As a poet Meireles made her debut at the age of eighteen, with Espectros (1919). It has been described as "an airy and vague poetry, languid and fluid, set in an atmosphere of shadows and dreams." The collection of seventeen sonnets dealt with various historical personages. Although her next collections included lyrics in free verse, she still preferred traditional forms and symbolism. Between 1919 and 1927 she contributed to the magazines Arvore Nova and Terra do Sol. She was a key figure in the spiritual and transcendental magazine Festa. The Festa poets supported more traditional expression and universality than the futurists and avant-garde writers of Săo Paulo, whose Modern Art Week in 1922 caused much controversy. Meireles always retained symbolist traits. Especially Portuguese poetry interested her. She visited Portugal in 1934 and lectured there on Brazilian literature at the universities of Lisbon and Coimbra.

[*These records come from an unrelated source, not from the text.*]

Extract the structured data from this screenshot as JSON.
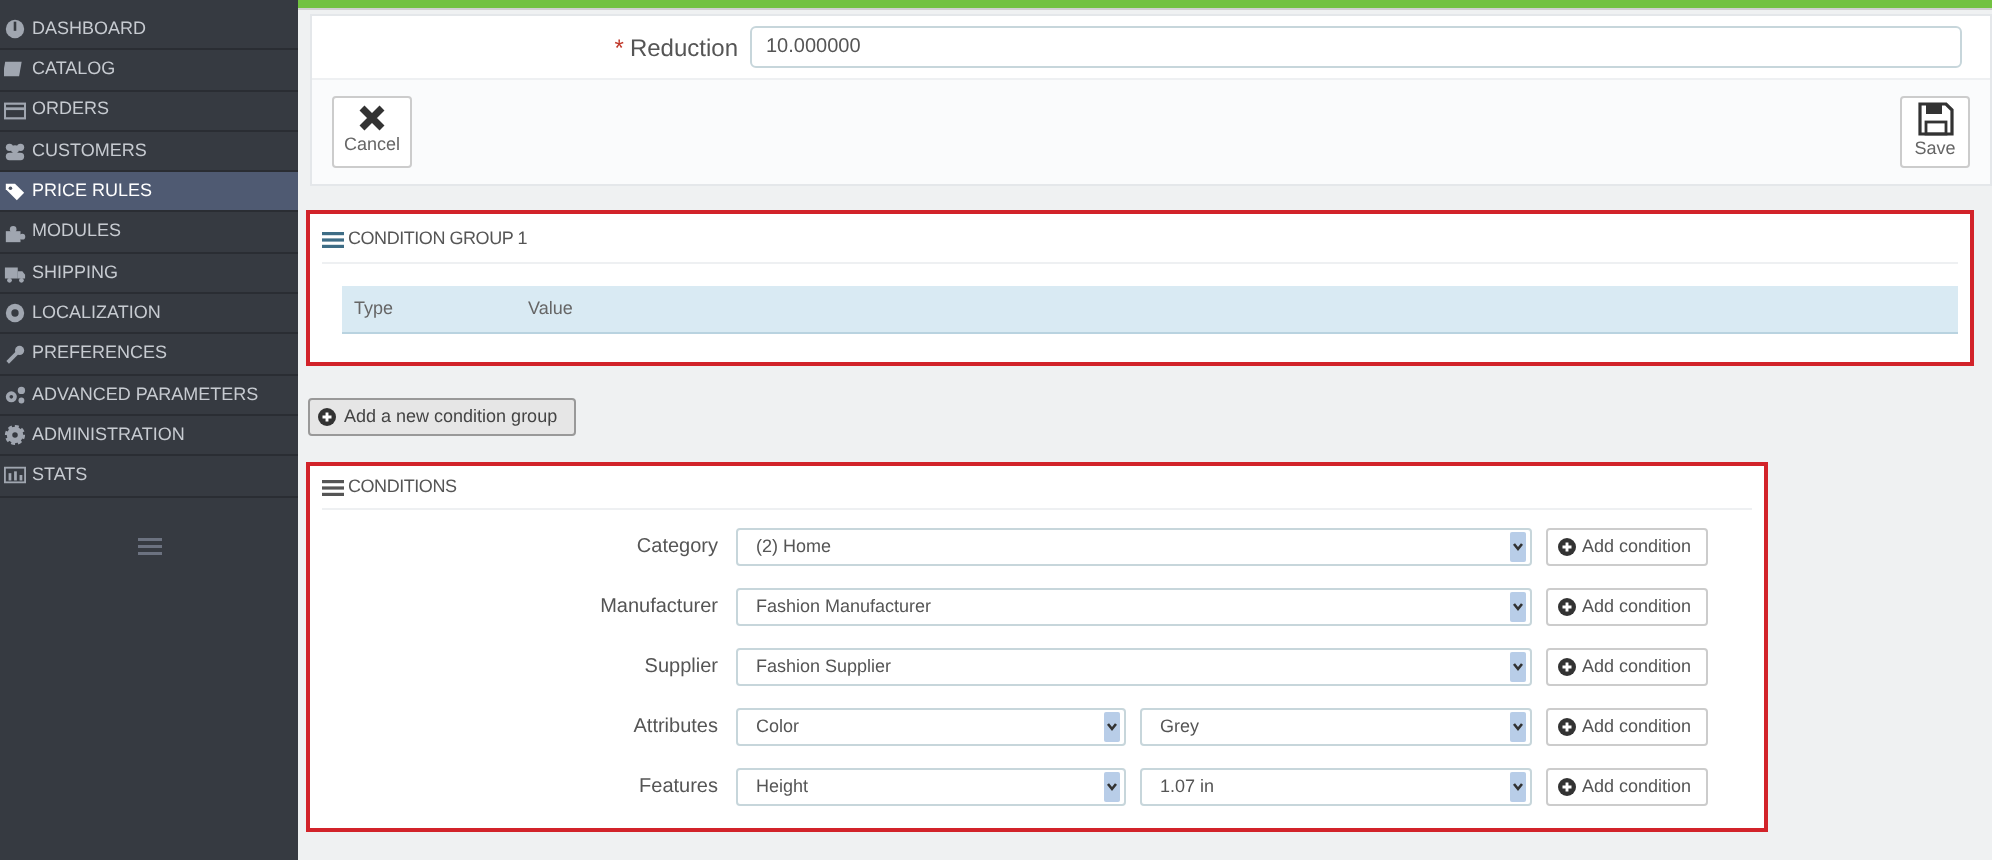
{
  "sidebar": {
    "items": [
      {
        "label": "DASHBOARD",
        "selected": false
      },
      {
        "label": "CATALOG",
        "selected": false
      },
      {
        "label": "ORDERS",
        "selected": false
      },
      {
        "label": "CUSTOMERS",
        "selected": false
      },
      {
        "label": "PRICE RULES",
        "selected": true
      },
      {
        "label": "MODULES",
        "selected": false
      },
      {
        "label": "SHIPPING",
        "selected": false
      },
      {
        "label": "LOCALIZATION",
        "selected": false
      },
      {
        "label": "PREFERENCES",
        "selected": false
      },
      {
        "label": "ADVANCED PARAMETERS",
        "selected": false
      },
      {
        "label": "ADMINISTRATION",
        "selected": false
      },
      {
        "label": "STATS",
        "selected": false
      }
    ]
  },
  "reduction": {
    "required_mark": "*",
    "label": "Reduction",
    "value": "10.000000"
  },
  "actions": {
    "cancel": "Cancel",
    "save": "Save"
  },
  "condition_group": {
    "title": "CONDITION GROUP 1",
    "columns": [
      "Type",
      "Value"
    ]
  },
  "add_group_button": "Add a new condition group",
  "conditions": {
    "title": "CONDITIONS",
    "rows": [
      {
        "kind": "single",
        "label": "Category",
        "values": [
          "(2) Home"
        ],
        "button": "Add condition"
      },
      {
        "kind": "single",
        "label": "Manufacturer",
        "values": [
          "Fashion Manufacturer"
        ],
        "button": "Add condition"
      },
      {
        "kind": "single",
        "label": "Supplier",
        "values": [
          "Fashion Supplier"
        ],
        "button": "Add condition"
      },
      {
        "kind": "pair",
        "label": "Attributes",
        "values": [
          "Color",
          "Grey"
        ],
        "button": "Add condition"
      },
      {
        "kind": "pair",
        "label": "Features",
        "values": [
          "Height",
          "1.07 in"
        ],
        "button": "Add condition"
      }
    ]
  }
}
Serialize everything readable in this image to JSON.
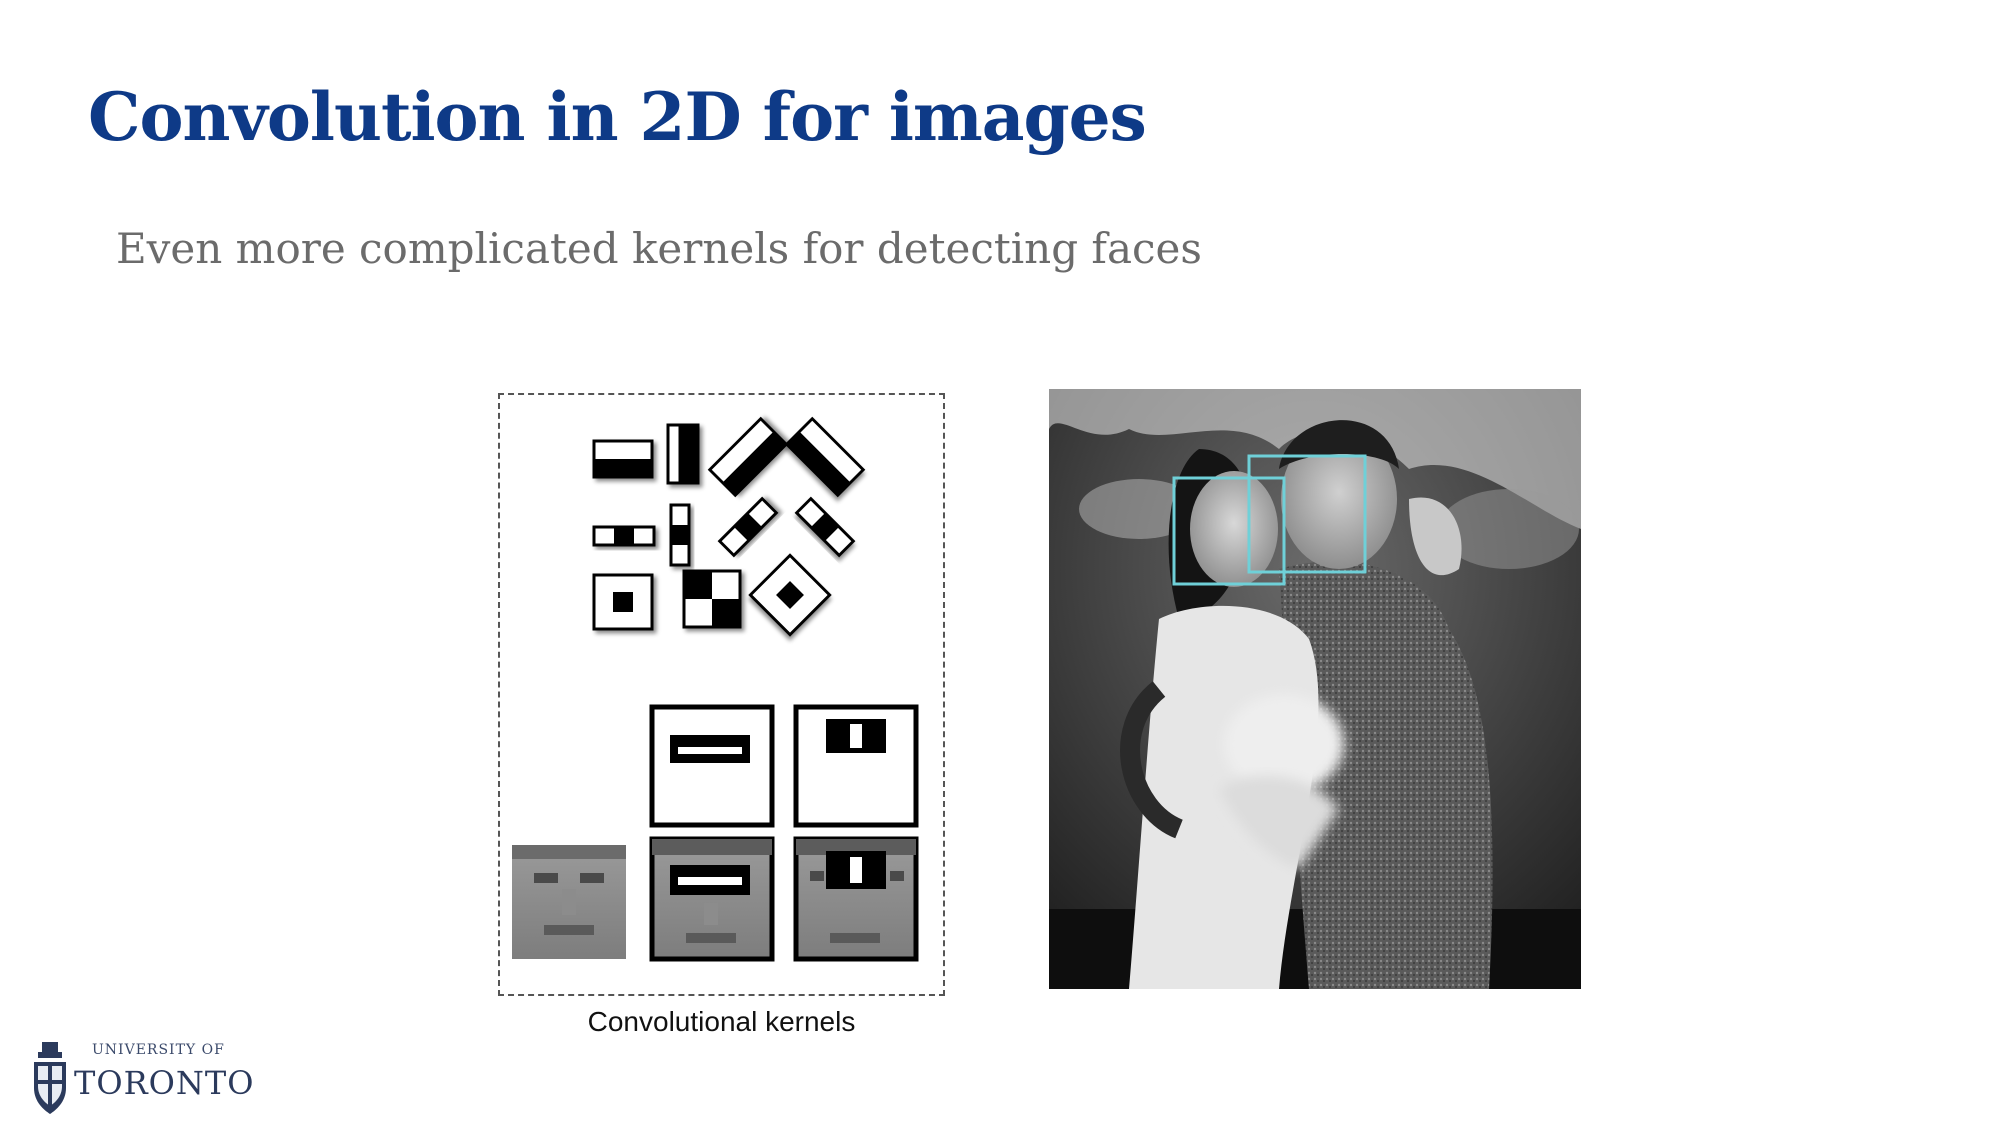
{
  "slide": {
    "title": "Convolution in 2D for images",
    "subtitle": "Even more complicated kernels for detecting faces"
  },
  "figure": {
    "kernels_caption": "Convolutional kernels"
  },
  "logo": {
    "line1": "UNIVERSITY OF",
    "line2": "TORONTO"
  },
  "colors": {
    "title": "#0e3a87",
    "subtitle": "#6b6b6b",
    "detection_box": "#6fd0d8"
  }
}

Meireles was a prolific contributor to Brazilian periodicals, and for a time she served as education editor of Rio's Diario de Noticías. She translated into Brazilian Portuguese such diverse writers as Maeterlinck, Lorca, Anouilh, Ibsen, Tagore, Rilke, Virginia Woolf, and Pushkin. Her other works include plays and children's books. Cecília Meireles died of cancer in Rio de Janeiro on November 9, 1964. During her career Meireles was affected by many of the literary movements of her time. However, her poetry always remained intensely personal.

In October 2009 she will be one of the three featured authors at the Primeiro Congresso de Escritoras Brasileiras em Nova Iorque / First Congress of Brazilian Women Writers in New York at the Centro Cultural Brasil / Brazilian Endowment for the Arts in midtown Manhattan.